Pavel featured a post a while back called, "Greatness, an Obsession", by Dr. Judd Biasiotto, who detailed the utter obsessiveness needed to really create greatness.
From the blog:
"He noted that the story of two-time Nobel Prize winner Marie Curie was about great triumph over adversity, but it was also an account of how loneliness, depression, and isolation (even from her children) was the price she paid for her greatness. "
Further:
"This is not going to be pretty. If there is a common thread that tends to run through world class athletes and elite individuals, especially the “stars of stars”…the greatest of the great, it is extreme obsession with their field of endeavor. In fact, obsession just might be the most critical variable required to achieve greatness. Even the most gifted individuals who achieve greatness, guys like Tiger Woods, Michael Jordan, Eddie Coan, and Bill Gates, tend to exhibit passionate career behavior that hinges on total fixation."
Dan John wrote in post #3, that "success leaves clues". 20% controls 85% of the wealth in this country. The top 1% controls about a third of the pie, this is stable over generations. So let's consider some of the clues to success along this obsessive path to greatness in the financial field:
1. Being born into money is the first, best option. This will ensure the best private schools, the best higher education, and guaranteed "employment". If this is not possible, then you may have to grind your way to the top. In which case:
2. Work insane hours, and utterly neglect your family.
3. Be ruthlessly ambitious, and coldly calculating as you climb the career ladder. If you are a woman, don't get pregnant.
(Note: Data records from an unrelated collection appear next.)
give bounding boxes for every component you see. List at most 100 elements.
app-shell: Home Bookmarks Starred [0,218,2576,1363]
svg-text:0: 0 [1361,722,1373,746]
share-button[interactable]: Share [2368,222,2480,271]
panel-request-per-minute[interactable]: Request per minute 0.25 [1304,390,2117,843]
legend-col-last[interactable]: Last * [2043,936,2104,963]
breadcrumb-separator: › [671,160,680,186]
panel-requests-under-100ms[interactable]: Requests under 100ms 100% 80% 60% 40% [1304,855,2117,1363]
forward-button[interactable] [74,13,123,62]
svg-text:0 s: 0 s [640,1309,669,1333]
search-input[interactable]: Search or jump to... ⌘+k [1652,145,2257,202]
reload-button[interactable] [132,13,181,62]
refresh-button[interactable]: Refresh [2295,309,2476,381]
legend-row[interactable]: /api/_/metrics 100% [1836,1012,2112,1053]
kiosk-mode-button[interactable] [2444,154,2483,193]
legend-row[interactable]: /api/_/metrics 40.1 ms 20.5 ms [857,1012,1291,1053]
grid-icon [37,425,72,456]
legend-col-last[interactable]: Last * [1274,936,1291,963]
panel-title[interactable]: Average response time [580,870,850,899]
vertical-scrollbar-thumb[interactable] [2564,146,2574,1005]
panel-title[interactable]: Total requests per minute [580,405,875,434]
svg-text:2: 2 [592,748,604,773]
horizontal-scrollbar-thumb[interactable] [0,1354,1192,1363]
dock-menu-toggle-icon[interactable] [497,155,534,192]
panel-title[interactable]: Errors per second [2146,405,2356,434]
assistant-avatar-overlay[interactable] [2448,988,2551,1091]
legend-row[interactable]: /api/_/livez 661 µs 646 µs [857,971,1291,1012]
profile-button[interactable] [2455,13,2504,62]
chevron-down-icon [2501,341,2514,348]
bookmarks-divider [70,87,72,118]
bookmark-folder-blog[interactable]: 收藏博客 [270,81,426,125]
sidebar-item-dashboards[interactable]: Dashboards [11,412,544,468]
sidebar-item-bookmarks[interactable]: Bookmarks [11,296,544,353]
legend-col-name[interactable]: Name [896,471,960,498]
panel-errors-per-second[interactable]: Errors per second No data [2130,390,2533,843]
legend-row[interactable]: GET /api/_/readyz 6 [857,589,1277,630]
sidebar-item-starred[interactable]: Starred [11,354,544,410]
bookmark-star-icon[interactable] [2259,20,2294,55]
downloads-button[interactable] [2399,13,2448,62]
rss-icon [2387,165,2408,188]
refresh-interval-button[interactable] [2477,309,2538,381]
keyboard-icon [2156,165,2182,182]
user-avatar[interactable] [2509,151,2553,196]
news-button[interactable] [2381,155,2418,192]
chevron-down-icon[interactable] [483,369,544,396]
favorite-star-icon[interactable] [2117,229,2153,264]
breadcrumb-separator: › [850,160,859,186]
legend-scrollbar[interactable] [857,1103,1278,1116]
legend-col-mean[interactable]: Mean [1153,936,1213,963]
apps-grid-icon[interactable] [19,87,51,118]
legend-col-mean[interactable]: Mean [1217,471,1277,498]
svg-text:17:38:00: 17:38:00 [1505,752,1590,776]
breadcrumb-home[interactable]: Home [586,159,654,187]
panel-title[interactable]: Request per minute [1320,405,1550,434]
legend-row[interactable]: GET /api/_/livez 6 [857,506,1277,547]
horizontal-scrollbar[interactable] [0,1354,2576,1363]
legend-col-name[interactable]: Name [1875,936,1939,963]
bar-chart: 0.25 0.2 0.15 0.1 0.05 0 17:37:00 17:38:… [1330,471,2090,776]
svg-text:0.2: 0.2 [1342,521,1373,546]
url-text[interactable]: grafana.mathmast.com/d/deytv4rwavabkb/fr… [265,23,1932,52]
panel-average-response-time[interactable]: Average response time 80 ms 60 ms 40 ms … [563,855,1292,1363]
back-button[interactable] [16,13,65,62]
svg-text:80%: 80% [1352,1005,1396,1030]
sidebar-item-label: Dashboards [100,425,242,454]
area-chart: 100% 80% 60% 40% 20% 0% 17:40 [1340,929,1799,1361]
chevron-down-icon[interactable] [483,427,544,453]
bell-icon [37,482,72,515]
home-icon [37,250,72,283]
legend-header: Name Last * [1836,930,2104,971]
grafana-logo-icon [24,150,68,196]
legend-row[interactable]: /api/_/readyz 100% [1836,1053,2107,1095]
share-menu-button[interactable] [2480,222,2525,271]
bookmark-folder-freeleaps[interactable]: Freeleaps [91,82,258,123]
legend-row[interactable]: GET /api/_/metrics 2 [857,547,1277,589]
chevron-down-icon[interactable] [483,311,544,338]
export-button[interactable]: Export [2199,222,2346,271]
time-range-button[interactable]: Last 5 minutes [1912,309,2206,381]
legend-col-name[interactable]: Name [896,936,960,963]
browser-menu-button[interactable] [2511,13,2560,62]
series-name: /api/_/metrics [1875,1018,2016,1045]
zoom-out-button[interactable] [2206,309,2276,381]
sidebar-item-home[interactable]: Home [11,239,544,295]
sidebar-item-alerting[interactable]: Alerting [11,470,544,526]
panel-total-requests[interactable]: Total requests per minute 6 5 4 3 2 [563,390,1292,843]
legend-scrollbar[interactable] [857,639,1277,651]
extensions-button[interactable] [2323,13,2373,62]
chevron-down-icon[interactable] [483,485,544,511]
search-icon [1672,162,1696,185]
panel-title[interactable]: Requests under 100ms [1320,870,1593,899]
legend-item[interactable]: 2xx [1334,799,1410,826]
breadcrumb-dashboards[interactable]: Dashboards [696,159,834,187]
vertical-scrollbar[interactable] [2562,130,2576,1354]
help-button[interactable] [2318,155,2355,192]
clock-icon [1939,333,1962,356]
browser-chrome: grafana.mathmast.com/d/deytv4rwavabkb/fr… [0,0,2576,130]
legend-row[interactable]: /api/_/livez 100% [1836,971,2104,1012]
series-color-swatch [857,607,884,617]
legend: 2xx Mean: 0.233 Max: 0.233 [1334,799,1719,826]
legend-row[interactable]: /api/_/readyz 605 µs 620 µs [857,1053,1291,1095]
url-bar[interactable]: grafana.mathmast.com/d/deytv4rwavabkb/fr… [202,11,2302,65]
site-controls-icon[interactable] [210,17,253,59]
4. If you are really motivated, play the American housing market as a casino, fraudulently writing loans and then betting against them as credit default swaps. This may have global ramifications, and cause incredible heartbreak as "those people" struggle with the economy. You, on the other hand, should be OK, and run no risk of prosecution. Plus the US govt. will handle any muss and fuss with your financial problems. They're good like that. Don't worry, you will also most certainly still get a large bonus. You are an executive after all!
5. Leverage companies and use them as your personal ATM machine, before dumping them like a bad habit.
6. Keep company and personal funds tucked away in offshore accounts to avoid the greedy government that is probably just going to bail out lazy poor folk, and I don't know, build roads and stuff. Try not to dwell on the irony that your company just got a total bailout. That was different! Details!
7. Whenever possible, export manufacturing to poverty ridden countries where pesky labor laws, and living wage requirements don't come into play. This may hit some working folk in various towns across the country very hard. Tough. Guess they didn't want it badly enough. They are not winners like you are!
8. Whenever possible hire undocumented workers.
9. If this is not possible due to PR concerns and such, then simply contract out to private service companies, who can then hire their own "independent contractors", who may or may not be illegal, and most certainly won't be paid a wage with benefits. Indirect cheap labor, and plausible deniability! Win, win! Most importantly, keep BARRIERS between you and liability.
10. If either of these steps can't be avoided, then make sure to hire part time employees, rather than full time employees wherever possible. This will save you loads of $ on health benefits, and social security contributions, etc. That money can better be spent on your children's exclusive private schools, and more reading time!
11. Bribe, er.."lobby" elected government officials to take a "business friendly" approach.
12. Circumvent environmental restrictions wherever possible. This is just more of that liberal, p@#$y stuff that shouldn't get in the way of you building up your pot of gold. Besides, you'll be long gone if there really is some vague chance that 99% of the world's scientists are right. Stupid eggheads.
13. Purchase your own media companies. This is tricky to do, but using successful clue #11, you should be OK to start churning out your own message. Make sure and use religious and social issues to divide and conquer those salt of the Earth simpletons. Anything to do with homosexuality or race is ideal. For example, decry the use of illegal immigrants for labor, while using tips #7 and #8 to conceal how you derive benefits from said labor. When people start raising these issues, divert them with fear of "the other". Works like a charm.
14. Make sure to complain about the liberal higher education systems, (while making sure your kids get the best education possible). These irritating liberal colleges have an annoying way of raising thorny questions in impressionable young minds.
I'll stop there, b/c I realize that it doesn't matter what I say. I'm sure that everyone has their mind made up, and if you don't like the way this sounds, somebody will put it more to your liking. It's the beauty of the internet. There is truth for everybody.
One thing I'm almost certain: The top wealthy people are not the ones banging out theological and philosophical debates about wealth and character on strength training sites.